Qui suis-je ? Cette question est certainement l’une des plus compliquées que je me sois un jour posée. Je ne cherche pas vraiment à y répondre à vrai dire. Je n’en ressens pas le besoin. Toutefois, prise parfois dans le tourbillon de mon éternelle dualité, complexité, j’aimerais surtout mieux me connaitre.

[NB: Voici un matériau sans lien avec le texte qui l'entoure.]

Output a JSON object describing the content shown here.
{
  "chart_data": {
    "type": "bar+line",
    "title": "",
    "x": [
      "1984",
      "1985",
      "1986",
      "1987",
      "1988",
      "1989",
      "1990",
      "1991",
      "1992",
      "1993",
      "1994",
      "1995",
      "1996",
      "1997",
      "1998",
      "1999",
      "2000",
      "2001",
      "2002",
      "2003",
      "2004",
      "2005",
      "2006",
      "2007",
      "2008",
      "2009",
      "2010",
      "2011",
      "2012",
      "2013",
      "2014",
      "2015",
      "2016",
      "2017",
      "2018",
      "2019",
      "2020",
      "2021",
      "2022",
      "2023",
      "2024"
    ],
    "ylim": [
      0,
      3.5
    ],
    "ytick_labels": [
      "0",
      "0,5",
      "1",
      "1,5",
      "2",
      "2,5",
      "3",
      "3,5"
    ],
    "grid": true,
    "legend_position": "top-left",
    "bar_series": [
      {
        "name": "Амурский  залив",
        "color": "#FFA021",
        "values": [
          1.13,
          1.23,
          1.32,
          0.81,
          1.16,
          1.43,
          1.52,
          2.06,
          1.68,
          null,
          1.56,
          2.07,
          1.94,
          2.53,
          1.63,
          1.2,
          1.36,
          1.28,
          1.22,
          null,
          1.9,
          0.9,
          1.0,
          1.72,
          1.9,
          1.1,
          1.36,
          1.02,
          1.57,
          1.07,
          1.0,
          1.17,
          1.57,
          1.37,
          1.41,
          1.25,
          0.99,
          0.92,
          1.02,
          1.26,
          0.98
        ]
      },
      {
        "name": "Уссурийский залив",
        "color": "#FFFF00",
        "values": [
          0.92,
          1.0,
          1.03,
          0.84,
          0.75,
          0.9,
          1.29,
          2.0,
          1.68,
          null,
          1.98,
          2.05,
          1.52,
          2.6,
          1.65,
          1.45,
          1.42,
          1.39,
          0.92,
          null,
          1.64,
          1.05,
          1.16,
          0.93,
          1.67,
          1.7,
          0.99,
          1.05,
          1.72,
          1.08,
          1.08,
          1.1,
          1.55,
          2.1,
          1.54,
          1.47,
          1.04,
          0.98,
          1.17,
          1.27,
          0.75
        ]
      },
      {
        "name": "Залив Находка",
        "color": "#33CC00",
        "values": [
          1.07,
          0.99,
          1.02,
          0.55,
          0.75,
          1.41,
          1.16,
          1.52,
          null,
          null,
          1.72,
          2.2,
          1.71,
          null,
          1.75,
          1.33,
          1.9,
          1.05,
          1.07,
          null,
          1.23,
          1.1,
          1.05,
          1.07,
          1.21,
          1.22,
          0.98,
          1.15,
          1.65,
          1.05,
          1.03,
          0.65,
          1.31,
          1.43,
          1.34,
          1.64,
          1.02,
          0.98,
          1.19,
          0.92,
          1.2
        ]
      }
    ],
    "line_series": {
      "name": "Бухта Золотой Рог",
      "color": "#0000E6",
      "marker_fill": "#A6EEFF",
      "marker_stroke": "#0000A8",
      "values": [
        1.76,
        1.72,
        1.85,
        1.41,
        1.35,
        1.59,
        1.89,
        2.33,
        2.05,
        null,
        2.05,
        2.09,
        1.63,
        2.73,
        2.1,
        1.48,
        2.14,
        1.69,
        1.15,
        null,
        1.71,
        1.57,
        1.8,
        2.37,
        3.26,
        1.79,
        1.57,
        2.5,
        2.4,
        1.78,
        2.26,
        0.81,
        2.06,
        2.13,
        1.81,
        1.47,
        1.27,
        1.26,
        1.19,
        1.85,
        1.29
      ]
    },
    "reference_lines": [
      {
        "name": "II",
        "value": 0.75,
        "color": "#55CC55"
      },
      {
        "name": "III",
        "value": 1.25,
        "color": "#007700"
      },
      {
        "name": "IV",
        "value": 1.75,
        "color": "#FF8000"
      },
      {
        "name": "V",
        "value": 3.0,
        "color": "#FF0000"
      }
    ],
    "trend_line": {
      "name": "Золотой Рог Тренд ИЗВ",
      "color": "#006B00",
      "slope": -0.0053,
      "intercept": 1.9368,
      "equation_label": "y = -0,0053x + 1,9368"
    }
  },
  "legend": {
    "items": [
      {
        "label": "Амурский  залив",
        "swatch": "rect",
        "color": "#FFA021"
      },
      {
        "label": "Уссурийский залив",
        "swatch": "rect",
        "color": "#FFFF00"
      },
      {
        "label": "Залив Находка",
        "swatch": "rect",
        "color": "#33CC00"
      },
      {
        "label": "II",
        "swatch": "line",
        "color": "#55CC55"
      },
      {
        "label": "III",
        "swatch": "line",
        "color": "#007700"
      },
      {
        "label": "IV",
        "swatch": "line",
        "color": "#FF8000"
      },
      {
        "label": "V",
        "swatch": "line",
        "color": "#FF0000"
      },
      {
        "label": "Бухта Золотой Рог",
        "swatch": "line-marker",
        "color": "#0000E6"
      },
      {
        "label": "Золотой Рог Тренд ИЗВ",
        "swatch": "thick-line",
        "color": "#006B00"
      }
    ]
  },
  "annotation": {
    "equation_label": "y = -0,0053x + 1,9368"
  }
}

J’ai passé les premières années de ma vie d’adulte avec une certaine image de moi-même. Authentique et honnête mais également biaisée. Celle que l’on me renvoyait de moi-même et celle de mon regard tout sauf bienveillant. Les autres nous voient à travers le prisme de leur propre vie. Ils nous analysent, jugent, voient, regardent, nous aiment suivant leurs propres conditions. Celles-ci découlant d’un million de facteurs. Certaines personnes ont ce don de s’oublier et de regarder vraiment les autres, en ne réagissant jamais suivant leur propre ressenti. C’est toutefois plutôt rare. Et dans la société actuelle, on ajoute à cela le facteur réseaux sociaux, qui est extrêmement déterminant dans notre façon de voir les autres. On croit les connaitre à travers leurs photos, statuts Facebook, ce qu’ils aiment, la musique qu’ils écoutent, le prénom qu’ils donnent à leur enfant, la cuisine qu’ils apprécient, leur façon de décorer leur intérieur, leur travail… On va regarder, se faire un avis rapide, sans chercher plus loin. Juger parfois, ne pas aimer, ne pas comprendre et parfois condamner. On se pose rarement la question de savoir pourquoi l’on perçoit telle photo, tel commentaire, telle phrase ou telle action de telle ou telle manière. On pense, sans creuser, qu’il s’agit simplement de nos goûts, nos valeurs ou nos réactions les plus authentiques. On ne se rend pas toujours compte que notre façon de réagir à un post est souvent le résultat d’un cheminement bien plus personnel.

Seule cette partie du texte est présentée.